22 Ocak 2009 Perşembe

iki rüya gördüm bu sabah:

ikisinde de kuzen çağlar var. şişlideyiz, onların şimdiki evlerinin orda, şişli adliyesinin önünde gibiyiz ama yol nasıl ana baba günü anlatamam. gerçi her zaman öyle de rüyada iyice bir ana baba günü. bir de tuhaf türk adetleri gereği hani bir şerit park bir şerit bekleşen taksiler bir şerit de kuruyemişçiden sigara alanlar falan oluyor ve sadece bir şeritten klakson çalan halk otobüsleri geçiyor falan ya, o tıkanık kargaşadan bile daha karman çorman bir kalabalık hali var caddede.

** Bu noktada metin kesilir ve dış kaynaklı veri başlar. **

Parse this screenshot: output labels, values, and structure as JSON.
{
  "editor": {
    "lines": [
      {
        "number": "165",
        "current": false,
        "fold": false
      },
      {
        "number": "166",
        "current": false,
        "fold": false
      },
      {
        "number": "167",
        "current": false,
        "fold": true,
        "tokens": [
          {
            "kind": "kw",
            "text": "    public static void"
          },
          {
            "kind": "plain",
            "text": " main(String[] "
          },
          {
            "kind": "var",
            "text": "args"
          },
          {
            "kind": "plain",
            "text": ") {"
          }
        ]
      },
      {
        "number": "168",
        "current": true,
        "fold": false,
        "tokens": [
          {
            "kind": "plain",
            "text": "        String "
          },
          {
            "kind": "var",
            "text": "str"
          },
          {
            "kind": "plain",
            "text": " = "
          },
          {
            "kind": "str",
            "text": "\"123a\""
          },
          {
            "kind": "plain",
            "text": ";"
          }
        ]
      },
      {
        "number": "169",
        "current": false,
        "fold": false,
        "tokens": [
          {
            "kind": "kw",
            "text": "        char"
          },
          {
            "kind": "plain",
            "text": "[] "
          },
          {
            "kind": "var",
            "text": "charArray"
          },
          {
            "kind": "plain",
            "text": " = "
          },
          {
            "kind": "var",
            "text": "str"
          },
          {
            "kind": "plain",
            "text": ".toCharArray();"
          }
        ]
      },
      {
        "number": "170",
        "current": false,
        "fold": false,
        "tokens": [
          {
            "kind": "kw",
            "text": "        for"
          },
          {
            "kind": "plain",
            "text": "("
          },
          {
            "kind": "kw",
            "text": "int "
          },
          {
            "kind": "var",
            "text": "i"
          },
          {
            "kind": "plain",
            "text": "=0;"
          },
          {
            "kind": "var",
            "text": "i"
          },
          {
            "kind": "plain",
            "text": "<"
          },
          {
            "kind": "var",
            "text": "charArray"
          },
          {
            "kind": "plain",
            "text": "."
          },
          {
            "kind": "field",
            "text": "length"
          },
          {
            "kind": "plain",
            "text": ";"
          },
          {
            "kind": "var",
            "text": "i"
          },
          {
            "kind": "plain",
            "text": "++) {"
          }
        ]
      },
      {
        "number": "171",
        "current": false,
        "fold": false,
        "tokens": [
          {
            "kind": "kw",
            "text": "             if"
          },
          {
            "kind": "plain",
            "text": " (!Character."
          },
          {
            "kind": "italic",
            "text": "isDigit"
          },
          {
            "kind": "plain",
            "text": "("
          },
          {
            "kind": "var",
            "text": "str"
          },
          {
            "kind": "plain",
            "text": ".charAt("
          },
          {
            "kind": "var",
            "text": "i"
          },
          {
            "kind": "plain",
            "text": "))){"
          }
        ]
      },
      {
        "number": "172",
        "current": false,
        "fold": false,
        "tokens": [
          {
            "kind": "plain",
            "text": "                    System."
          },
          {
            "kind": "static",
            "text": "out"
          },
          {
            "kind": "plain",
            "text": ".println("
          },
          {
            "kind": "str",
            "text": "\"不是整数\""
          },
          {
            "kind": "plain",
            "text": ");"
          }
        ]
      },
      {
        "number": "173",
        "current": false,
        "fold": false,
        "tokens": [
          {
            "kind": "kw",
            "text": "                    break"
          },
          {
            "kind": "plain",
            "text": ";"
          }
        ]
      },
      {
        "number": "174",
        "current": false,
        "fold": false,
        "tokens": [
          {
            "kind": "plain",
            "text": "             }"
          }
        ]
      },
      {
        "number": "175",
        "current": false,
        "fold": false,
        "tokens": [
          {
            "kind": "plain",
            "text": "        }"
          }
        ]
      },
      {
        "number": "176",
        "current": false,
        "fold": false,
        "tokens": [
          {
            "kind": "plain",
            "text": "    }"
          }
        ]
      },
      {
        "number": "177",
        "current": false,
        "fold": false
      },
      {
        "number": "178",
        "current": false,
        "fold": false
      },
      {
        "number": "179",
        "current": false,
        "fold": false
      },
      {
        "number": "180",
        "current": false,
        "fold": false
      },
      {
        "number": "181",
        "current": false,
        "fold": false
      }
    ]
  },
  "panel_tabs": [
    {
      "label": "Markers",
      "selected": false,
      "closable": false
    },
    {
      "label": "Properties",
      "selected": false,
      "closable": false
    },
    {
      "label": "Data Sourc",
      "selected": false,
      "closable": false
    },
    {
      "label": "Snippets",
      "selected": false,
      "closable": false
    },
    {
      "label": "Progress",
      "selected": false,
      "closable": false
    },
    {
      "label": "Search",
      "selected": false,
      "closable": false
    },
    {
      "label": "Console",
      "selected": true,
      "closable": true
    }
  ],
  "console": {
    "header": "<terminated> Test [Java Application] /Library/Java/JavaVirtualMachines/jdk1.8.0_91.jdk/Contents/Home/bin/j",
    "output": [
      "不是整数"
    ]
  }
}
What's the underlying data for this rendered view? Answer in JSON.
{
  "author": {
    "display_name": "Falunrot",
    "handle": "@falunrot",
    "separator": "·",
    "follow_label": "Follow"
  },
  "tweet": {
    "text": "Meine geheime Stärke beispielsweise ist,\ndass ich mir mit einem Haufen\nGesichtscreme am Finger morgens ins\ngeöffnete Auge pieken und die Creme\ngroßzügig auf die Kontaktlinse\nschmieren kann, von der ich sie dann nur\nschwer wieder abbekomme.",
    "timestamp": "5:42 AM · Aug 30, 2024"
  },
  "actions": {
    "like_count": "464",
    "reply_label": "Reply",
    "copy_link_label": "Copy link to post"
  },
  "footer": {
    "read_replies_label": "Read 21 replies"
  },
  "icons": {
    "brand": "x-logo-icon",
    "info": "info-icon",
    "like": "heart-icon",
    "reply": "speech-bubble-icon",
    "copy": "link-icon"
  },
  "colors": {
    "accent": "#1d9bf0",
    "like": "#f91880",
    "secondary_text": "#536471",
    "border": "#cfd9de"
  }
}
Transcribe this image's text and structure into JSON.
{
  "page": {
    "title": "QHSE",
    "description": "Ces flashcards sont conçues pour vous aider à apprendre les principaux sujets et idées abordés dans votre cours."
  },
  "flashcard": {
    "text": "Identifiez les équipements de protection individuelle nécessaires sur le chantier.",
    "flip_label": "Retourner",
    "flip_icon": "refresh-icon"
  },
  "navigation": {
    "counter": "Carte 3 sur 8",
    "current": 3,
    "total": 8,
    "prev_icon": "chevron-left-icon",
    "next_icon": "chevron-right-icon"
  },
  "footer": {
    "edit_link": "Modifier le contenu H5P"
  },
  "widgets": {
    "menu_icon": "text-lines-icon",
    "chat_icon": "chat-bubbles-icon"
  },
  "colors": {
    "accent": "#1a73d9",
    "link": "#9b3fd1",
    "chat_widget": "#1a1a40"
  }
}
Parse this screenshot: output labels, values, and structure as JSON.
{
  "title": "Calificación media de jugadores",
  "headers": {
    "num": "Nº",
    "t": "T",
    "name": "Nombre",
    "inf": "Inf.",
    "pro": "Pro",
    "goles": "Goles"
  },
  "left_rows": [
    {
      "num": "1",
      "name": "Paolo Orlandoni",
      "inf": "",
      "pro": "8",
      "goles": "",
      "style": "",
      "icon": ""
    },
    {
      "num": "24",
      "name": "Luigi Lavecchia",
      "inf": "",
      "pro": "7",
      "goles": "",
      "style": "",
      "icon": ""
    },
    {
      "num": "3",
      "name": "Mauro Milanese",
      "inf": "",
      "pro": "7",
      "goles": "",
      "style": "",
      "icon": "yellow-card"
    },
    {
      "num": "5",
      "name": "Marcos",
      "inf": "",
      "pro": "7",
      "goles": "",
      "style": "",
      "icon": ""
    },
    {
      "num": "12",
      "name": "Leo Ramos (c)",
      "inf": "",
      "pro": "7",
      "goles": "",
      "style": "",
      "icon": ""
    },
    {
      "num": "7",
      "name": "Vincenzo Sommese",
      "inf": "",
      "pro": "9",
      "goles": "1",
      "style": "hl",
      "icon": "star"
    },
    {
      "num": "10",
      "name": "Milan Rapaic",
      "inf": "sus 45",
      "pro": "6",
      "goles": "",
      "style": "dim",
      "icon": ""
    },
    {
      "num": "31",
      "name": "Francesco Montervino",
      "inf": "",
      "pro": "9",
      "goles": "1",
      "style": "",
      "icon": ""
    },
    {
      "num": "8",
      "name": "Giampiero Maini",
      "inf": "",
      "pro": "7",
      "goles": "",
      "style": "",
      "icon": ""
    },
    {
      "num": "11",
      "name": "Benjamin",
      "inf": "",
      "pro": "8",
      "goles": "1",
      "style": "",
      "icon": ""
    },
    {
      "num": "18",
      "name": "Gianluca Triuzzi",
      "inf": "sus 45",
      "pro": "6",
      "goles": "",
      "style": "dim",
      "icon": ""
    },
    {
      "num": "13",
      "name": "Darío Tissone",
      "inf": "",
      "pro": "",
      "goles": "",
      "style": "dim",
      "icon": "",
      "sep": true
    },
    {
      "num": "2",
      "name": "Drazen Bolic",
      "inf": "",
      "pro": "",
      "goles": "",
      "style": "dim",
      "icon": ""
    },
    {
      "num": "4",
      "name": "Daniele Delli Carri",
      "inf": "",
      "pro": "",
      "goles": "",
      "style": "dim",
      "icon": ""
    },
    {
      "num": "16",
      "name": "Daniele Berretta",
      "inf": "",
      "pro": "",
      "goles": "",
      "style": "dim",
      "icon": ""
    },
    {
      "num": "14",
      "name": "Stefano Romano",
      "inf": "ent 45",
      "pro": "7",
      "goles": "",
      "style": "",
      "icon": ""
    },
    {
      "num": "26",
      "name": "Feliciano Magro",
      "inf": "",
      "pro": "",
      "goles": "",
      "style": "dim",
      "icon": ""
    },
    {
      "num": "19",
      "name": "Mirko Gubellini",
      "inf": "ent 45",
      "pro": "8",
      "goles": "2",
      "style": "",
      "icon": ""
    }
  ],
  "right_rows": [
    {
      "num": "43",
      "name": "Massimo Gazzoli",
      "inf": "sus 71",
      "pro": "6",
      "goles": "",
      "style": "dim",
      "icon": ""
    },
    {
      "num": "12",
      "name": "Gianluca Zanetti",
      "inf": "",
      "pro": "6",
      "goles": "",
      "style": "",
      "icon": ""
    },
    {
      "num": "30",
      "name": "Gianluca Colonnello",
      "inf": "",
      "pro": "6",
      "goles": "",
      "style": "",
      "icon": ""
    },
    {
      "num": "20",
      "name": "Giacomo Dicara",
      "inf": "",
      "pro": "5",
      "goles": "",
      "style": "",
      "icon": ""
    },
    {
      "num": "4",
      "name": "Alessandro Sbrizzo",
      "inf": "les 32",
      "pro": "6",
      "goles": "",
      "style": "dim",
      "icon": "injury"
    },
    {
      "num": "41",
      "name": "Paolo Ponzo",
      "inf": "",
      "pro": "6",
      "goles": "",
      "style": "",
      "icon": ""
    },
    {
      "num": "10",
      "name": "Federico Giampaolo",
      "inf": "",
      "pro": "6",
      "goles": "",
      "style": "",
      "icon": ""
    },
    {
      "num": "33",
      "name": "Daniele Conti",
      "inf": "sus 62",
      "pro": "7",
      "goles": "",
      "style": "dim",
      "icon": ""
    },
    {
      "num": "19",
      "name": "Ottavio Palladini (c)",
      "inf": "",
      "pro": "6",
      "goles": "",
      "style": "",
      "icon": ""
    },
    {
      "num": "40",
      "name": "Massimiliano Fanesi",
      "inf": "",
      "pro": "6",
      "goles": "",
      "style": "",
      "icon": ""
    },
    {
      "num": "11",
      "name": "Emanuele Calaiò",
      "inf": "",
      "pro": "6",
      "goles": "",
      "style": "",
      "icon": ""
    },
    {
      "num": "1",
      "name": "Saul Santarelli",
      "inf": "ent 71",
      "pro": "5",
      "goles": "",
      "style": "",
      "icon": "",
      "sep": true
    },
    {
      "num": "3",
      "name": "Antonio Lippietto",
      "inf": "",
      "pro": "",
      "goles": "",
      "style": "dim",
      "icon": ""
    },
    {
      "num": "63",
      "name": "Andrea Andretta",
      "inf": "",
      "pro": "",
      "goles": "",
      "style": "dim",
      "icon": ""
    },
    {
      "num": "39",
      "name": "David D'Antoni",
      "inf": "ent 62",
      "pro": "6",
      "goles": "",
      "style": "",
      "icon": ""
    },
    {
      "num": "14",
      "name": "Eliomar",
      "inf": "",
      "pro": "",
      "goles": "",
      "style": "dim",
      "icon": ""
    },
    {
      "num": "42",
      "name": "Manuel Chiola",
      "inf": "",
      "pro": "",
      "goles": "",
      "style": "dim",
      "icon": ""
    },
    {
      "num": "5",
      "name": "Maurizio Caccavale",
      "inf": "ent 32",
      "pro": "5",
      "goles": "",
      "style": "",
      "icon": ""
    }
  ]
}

işte bu kargaşanın içinde en hızlı akan araç gariptir bir kamyonet ama uzunca bir kamyonet. içi kasa kasa balık dolu. hamsi midir nedir öyle bir balık. fakat balık kasaları kenarlarda, orta yer boş ve ortada da insanlar ayakta duruyorlar ve anlıyorum ki bu bir tür minibüs gibi işletiliyor, muavin falan var. en hızlı araçlar bu balık kamyonetleri artık diyor çağlar bana, millet de onlara binmeye başladı.
şimdi yazarken farkediyorum, balık istifi lafını fazla literal almaktan ibaretmiş bu rüya.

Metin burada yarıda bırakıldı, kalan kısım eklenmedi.